Sure, I’m certain there are people out there who have done the ice bucket challenge, donated zero dollars and learned nothing about ALS is the process. I think those people are in the minority though. Even still, why discount an entire movement because of a few bad apples?

Even those rare people who gained nothing from the ice bucket challenge, at least their awareness of ALS was raised. This is something that is so important for ALS, a relatively unknown disease. You don’t hear anyone bitching that people are wearing pink every October.

“What are football players wearing pink for anymore? What are they, gay? Or is there really someone in this country who’s not ‘aware’ of breast cancer,” said no one ever.

The only other way to raise awareness of ALS is when a celebrity or athlete is diagnosed, which no one would ever wish for. Unfortunately, Lou Gehrig and Stephen Hawkins have ended up more as one-liners than heroic examples.

ALS is too often the butt of a joke because people don’t really understand it.

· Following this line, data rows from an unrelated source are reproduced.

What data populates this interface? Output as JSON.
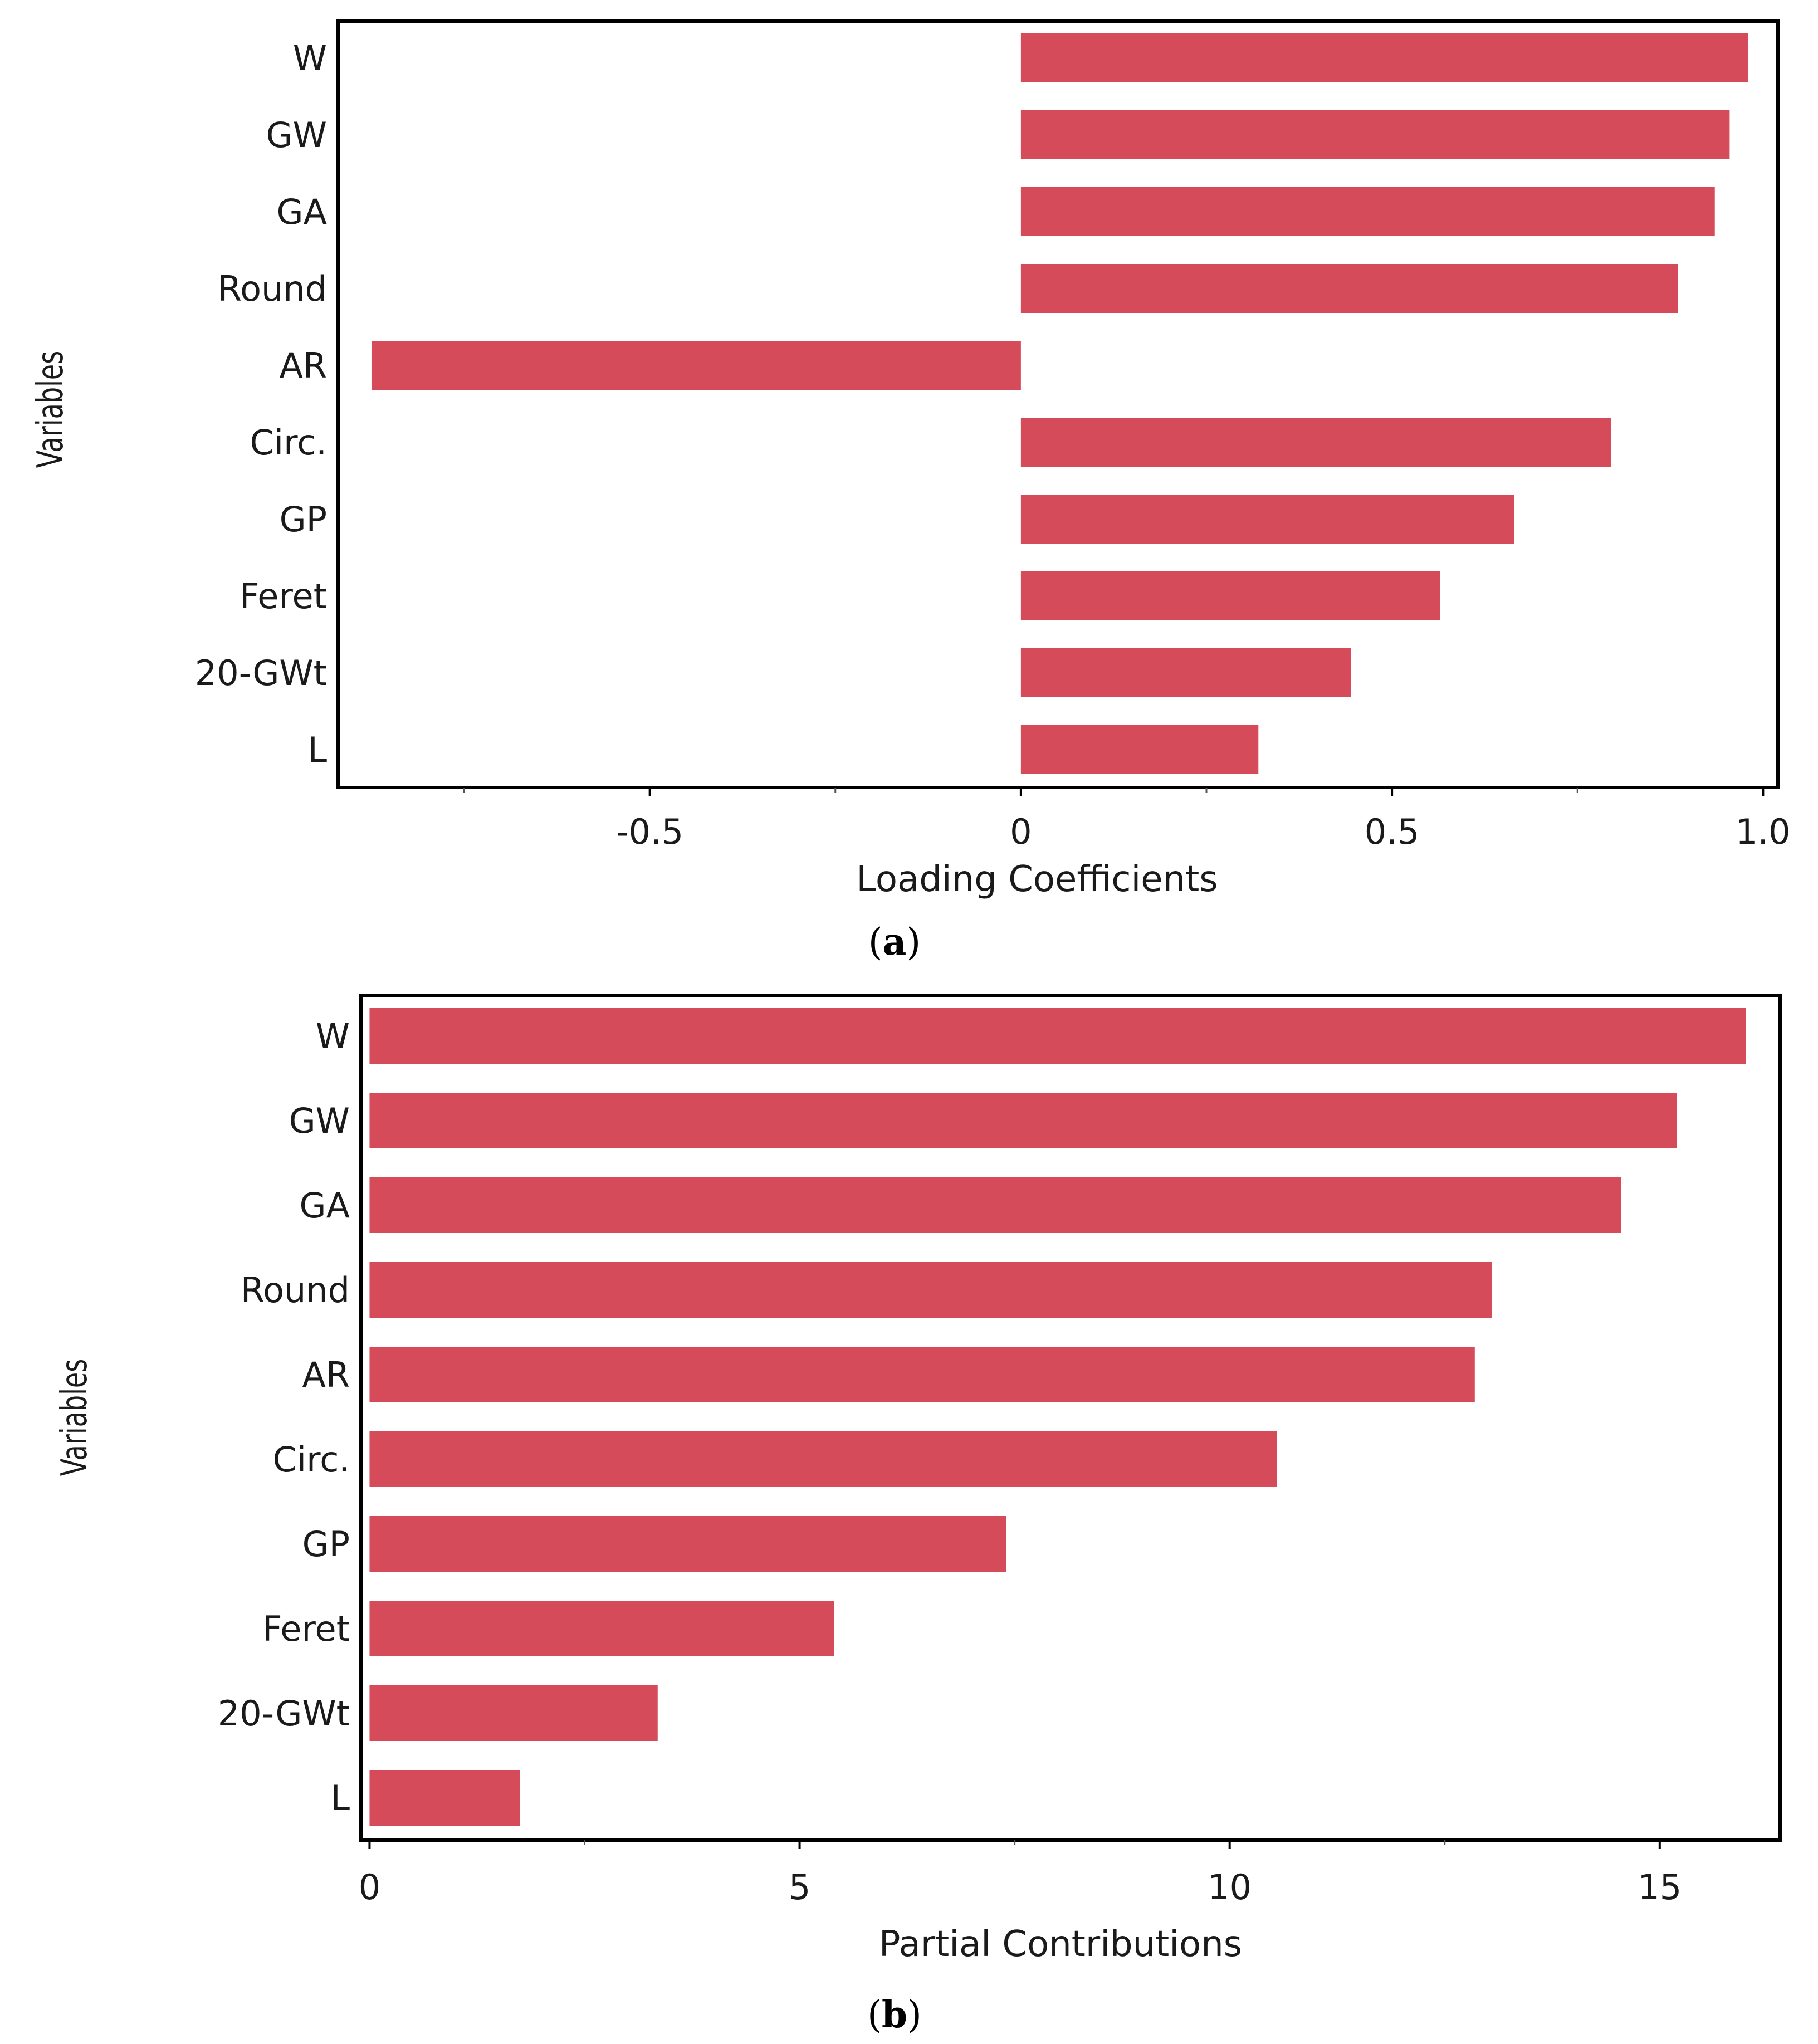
{
  "chart_data": [
    {
      "id": "a",
      "type": "bar",
      "orientation": "horizontal",
      "title": "",
      "caption": "a",
      "ylabel": "Variables",
      "xlabel": "Loading Coefficients",
      "categories": [
        "W",
        "GW",
        "GA",
        "Round",
        "AR",
        "Circ.",
        "GP",
        "Feret",
        "20-GWt",
        "L"
      ],
      "values": [
        0.98,
        0.955,
        0.935,
        0.885,
        -0.875,
        0.795,
        0.665,
        0.565,
        0.445,
        0.32
      ],
      "xlim": [
        -0.92,
        1.02
      ],
      "xticks": [
        -0.5,
        0,
        0.5,
        1.0
      ],
      "xtick_labels": [
        "-0.5",
        "0",
        "0.5",
        "1.0"
      ],
      "minor_ticks": [
        -0.75,
        -0.25,
        0.25,
        0.75
      ],
      "bar_color": "#d64b5a",
      "grid": false
    },
    {
      "id": "b",
      "type": "bar",
      "orientation": "horizontal",
      "title": "",
      "caption": "b",
      "ylabel": "Variables",
      "xlabel": "Partial Contributions",
      "categories": [
        "W",
        "GW",
        "GA",
        "Round",
        "AR",
        "Circ.",
        "GP",
        "Feret",
        "20-GWt",
        "L"
      ],
      "values": [
        16.0,
        15.2,
        14.55,
        13.05,
        12.85,
        10.55,
        7.4,
        5.4,
        3.35,
        1.75
      ],
      "xlim": [
        -0.1,
        16.4
      ],
      "xticks": [
        0,
        5,
        10,
        15
      ],
      "xtick_labels": [
        "0",
        "5",
        "10",
        "15"
      ],
      "minor_ticks": [
        2.5,
        7.5,
        12.5
      ],
      "bar_color": "#d64b5a",
      "grid": false
    }
  ]
}
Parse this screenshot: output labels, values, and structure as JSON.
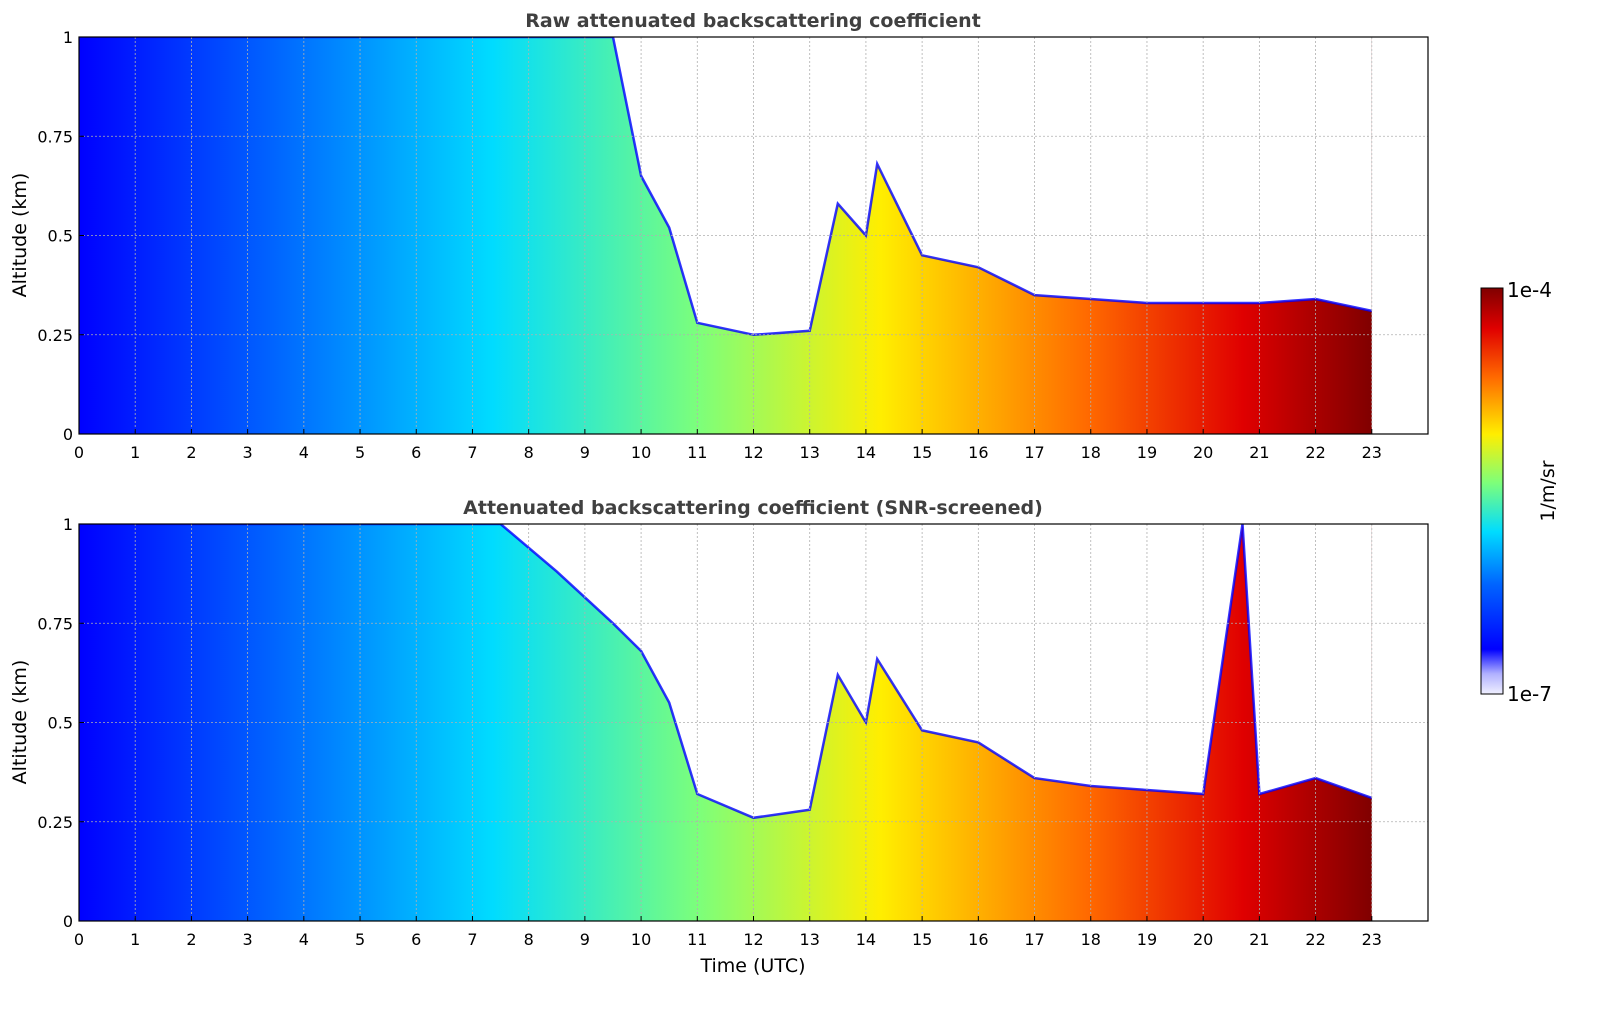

As a comedian, I have heard too many punch lines that end in ALS. It’s a disease people don’t understand and people are too ready to make jokes about. I’m a firm believer that

anything can be funny if the payoff is worth the offense; with ALS, it never is.

Amyotrophic Lateral Sclerosis is a disease that slowly attacks your brain, spinal cord, and muscles, which causes paralysis. Eventually, you can’t move, breathe or speak. Mentally, you can feel and understand everything the whole time. It’s a guaranteed, miserable death sentence. Now, make that funny, bitch. I dare you.

Moving on, the second complaint of the ice bucket challenge that cynics are quick to point out is that people are wasting water. Californian hippies who never bathe, shower or flush anything that isn’t a giant poop: plead your case. Everyone else: shut up.

Yes, there are countries that don’t have enough clean drinking water to sustain their citizens. That’s terrible. To them, I bet this ice bucket challenge seems ridiculous. So, I suggest don’t challenge anyone in those countries. It would be rude.

Personally, I haven’t done the ice bucket challenge, though I would if someone challenged me to. Will I be upset if no one does? No. I’ll just continue to fight to raise awareness and donate to this worthy cause. Until then, I’ll scroll past all the water-dumping videos if I’m not in the mood. You should do the same, America. Or shut up.